Date of Award

6-2026

Degree Name

MS in Electrical Engineering

Department/Program

Electrical Engineering

College

College of Engineering

Advisor

Lynne Slivovsky

Advisor Department

Electrical Engineering

Advisor College

College of Engineering

Abstract

A custom convolutional neural network (CNN) for automated cosmetic condition grading of used electronics achieves a macro-averaged F1 score of 0.419 ± 0.075 and accuracy of 0.490 ± 0.055, outperforming a zero-shot baseline using Google's Gemini vision-language model (VLM) (macro-F1 of 0.370 ± 0.135, accuracy of 0.420 ± 0.152) with roughly half the fold-to-fold variance. The IT Asset Disposition (ITAD) industry processes millions of retired electronic devices annually, assigning cosmetic condition grades that assist in determining whether devices are resold, refurbished, or recycled. This grading is performed manually by trained technicians, a process that is inherently subjective and inconsistent across operators. Despite the economic significance of accurate grading, no prior work has applied computer vision to automate whole-device cosmetic condition assessment.
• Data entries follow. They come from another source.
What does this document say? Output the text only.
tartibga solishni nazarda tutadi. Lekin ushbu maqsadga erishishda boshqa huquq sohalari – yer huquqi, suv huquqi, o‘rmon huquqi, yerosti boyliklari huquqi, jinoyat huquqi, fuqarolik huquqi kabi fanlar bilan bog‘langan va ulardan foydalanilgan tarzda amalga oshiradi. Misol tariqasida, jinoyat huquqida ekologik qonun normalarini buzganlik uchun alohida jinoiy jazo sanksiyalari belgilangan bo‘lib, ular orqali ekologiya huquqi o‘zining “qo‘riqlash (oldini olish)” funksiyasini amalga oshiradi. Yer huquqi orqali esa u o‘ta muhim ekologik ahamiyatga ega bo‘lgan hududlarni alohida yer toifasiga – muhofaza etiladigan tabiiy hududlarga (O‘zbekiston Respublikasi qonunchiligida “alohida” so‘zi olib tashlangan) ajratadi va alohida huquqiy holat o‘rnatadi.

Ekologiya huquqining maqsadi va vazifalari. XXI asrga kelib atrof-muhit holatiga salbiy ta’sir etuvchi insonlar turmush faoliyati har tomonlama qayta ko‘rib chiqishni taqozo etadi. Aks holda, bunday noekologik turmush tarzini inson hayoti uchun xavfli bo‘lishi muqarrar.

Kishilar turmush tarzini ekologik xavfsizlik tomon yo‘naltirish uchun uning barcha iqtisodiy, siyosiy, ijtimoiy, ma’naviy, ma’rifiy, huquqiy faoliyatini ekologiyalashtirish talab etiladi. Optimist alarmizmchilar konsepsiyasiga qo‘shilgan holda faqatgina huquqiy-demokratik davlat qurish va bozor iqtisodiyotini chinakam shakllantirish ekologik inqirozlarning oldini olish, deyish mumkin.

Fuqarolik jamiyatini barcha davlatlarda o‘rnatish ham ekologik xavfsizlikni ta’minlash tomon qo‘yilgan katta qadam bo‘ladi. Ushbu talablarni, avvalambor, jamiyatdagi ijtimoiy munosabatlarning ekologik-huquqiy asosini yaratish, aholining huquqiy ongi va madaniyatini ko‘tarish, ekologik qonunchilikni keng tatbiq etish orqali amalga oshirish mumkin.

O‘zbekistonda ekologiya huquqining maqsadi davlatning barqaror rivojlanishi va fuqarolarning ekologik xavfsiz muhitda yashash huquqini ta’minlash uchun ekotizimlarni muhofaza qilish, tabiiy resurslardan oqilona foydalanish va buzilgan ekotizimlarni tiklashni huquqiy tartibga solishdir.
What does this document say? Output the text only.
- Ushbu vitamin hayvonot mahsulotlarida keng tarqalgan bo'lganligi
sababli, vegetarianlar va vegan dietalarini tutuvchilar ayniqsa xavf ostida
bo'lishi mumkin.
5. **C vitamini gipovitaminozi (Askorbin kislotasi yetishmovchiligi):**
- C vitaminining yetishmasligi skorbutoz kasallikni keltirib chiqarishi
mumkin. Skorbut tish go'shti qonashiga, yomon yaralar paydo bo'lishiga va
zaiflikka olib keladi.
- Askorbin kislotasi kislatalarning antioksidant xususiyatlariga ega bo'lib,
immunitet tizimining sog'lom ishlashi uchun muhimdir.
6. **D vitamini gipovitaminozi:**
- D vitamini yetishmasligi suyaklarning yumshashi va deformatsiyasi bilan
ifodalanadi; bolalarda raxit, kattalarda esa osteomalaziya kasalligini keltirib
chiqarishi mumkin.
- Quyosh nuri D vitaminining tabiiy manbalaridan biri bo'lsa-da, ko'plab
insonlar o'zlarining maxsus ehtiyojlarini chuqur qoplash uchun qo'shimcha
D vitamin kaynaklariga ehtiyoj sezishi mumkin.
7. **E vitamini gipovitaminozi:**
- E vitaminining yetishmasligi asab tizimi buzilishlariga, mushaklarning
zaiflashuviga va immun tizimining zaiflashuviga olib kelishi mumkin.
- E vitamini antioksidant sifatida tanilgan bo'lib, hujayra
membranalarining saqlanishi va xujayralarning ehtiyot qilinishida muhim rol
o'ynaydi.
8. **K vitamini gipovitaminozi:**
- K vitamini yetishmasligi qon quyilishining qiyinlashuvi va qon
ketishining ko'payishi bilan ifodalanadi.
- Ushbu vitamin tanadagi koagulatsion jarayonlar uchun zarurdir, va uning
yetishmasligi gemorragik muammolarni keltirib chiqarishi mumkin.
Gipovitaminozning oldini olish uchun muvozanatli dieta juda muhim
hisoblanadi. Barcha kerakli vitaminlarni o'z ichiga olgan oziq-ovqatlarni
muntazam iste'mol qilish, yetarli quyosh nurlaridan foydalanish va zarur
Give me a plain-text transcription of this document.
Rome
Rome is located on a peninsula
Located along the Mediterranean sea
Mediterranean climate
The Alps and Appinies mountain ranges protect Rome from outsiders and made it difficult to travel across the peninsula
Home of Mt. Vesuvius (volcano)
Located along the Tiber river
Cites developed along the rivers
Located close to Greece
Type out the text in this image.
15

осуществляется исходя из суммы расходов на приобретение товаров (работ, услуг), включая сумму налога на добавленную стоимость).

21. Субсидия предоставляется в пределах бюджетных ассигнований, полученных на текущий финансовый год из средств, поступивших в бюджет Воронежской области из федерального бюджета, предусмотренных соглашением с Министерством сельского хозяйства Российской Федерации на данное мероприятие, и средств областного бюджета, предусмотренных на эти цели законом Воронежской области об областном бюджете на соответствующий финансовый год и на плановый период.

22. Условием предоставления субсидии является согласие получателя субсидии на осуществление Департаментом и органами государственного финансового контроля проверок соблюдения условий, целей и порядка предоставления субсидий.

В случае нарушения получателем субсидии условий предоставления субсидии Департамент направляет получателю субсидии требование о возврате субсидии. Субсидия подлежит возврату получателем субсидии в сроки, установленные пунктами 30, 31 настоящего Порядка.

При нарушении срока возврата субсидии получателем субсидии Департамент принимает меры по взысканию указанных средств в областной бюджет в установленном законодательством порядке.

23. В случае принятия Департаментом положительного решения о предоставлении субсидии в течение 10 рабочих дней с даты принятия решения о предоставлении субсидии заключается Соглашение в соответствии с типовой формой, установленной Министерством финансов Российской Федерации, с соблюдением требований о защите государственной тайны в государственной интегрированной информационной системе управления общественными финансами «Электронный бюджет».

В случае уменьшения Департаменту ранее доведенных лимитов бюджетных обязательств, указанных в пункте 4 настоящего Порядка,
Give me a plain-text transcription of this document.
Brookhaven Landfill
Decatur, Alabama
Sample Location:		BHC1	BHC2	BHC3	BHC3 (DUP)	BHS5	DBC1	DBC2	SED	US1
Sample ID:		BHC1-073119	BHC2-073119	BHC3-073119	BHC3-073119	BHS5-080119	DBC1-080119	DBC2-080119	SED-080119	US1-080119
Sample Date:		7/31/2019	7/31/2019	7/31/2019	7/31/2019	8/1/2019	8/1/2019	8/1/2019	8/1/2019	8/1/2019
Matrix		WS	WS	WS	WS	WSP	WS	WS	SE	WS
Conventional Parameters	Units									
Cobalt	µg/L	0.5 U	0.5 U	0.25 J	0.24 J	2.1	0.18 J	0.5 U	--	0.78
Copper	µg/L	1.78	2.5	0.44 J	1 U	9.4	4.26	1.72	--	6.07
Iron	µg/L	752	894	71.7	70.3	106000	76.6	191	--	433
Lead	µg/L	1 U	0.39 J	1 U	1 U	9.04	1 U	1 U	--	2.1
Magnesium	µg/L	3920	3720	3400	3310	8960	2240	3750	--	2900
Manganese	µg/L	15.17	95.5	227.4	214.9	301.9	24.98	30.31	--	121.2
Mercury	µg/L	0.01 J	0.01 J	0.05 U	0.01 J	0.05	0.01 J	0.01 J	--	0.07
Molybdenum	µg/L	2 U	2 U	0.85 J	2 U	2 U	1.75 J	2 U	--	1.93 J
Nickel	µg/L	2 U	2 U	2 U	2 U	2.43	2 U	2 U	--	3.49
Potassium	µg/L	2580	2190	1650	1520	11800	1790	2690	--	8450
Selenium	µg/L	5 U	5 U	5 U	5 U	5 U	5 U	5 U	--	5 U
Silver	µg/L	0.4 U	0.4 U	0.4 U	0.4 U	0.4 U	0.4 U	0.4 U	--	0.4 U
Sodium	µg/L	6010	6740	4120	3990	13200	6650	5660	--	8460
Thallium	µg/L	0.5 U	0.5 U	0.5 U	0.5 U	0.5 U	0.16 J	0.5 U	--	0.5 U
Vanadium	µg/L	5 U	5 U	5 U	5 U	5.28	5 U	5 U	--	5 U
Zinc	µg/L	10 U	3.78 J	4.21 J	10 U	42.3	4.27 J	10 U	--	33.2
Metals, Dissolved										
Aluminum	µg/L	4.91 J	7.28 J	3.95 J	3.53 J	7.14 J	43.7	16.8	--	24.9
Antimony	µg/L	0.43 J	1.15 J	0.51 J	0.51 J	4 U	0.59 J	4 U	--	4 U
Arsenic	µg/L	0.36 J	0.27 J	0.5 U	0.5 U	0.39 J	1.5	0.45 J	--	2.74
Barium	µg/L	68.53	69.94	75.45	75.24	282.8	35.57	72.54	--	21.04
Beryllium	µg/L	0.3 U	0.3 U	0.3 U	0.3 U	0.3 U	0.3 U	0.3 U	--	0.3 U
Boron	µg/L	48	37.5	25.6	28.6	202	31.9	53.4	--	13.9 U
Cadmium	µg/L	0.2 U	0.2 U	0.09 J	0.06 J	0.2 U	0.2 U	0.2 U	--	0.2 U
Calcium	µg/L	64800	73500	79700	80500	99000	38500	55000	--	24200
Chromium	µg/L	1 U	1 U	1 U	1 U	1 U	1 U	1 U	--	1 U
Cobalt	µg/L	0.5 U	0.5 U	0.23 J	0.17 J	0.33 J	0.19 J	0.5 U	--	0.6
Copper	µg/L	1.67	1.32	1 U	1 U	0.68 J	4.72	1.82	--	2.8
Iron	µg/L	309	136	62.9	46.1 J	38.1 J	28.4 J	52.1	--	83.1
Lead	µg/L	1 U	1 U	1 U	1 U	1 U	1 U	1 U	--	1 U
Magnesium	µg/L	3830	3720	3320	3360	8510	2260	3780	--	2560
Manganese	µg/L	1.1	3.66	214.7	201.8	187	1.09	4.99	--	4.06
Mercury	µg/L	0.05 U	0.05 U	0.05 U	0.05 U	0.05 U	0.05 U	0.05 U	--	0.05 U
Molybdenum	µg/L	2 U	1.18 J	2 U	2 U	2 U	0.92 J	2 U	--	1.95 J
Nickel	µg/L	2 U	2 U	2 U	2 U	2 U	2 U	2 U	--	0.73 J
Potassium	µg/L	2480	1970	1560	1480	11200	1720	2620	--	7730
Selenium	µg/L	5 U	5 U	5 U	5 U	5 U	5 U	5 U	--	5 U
This thesis addresses that gap with a late-fusion CNN using a MobileNetV2 backbone that processes three standardized views per device (bottom, top lid, and open) before concatenating features for classification. A dataset of 100 Chromebooks (300 images) was collected at a partner ITAD facility under real warehouse conditions, with each device graded into one of three categories (B, C, or D) by trained technicians. Both approaches are assessed via five-fold stratified cross-validation with macro-averaged F1 score as the primary metric. An ablation study identifies data augmentation as the most critical design factor, with its removal causing a 32% relative decline in macro-F1, while ImageNet-pretrained transfer learning yields the best accuracy-stability tradeoff. These results represent the first application of deep learning to automated cosmetic grading in ITAD and suggest that confidence-based routing, combined with expanded training data, offers a viable path toward practical deployment.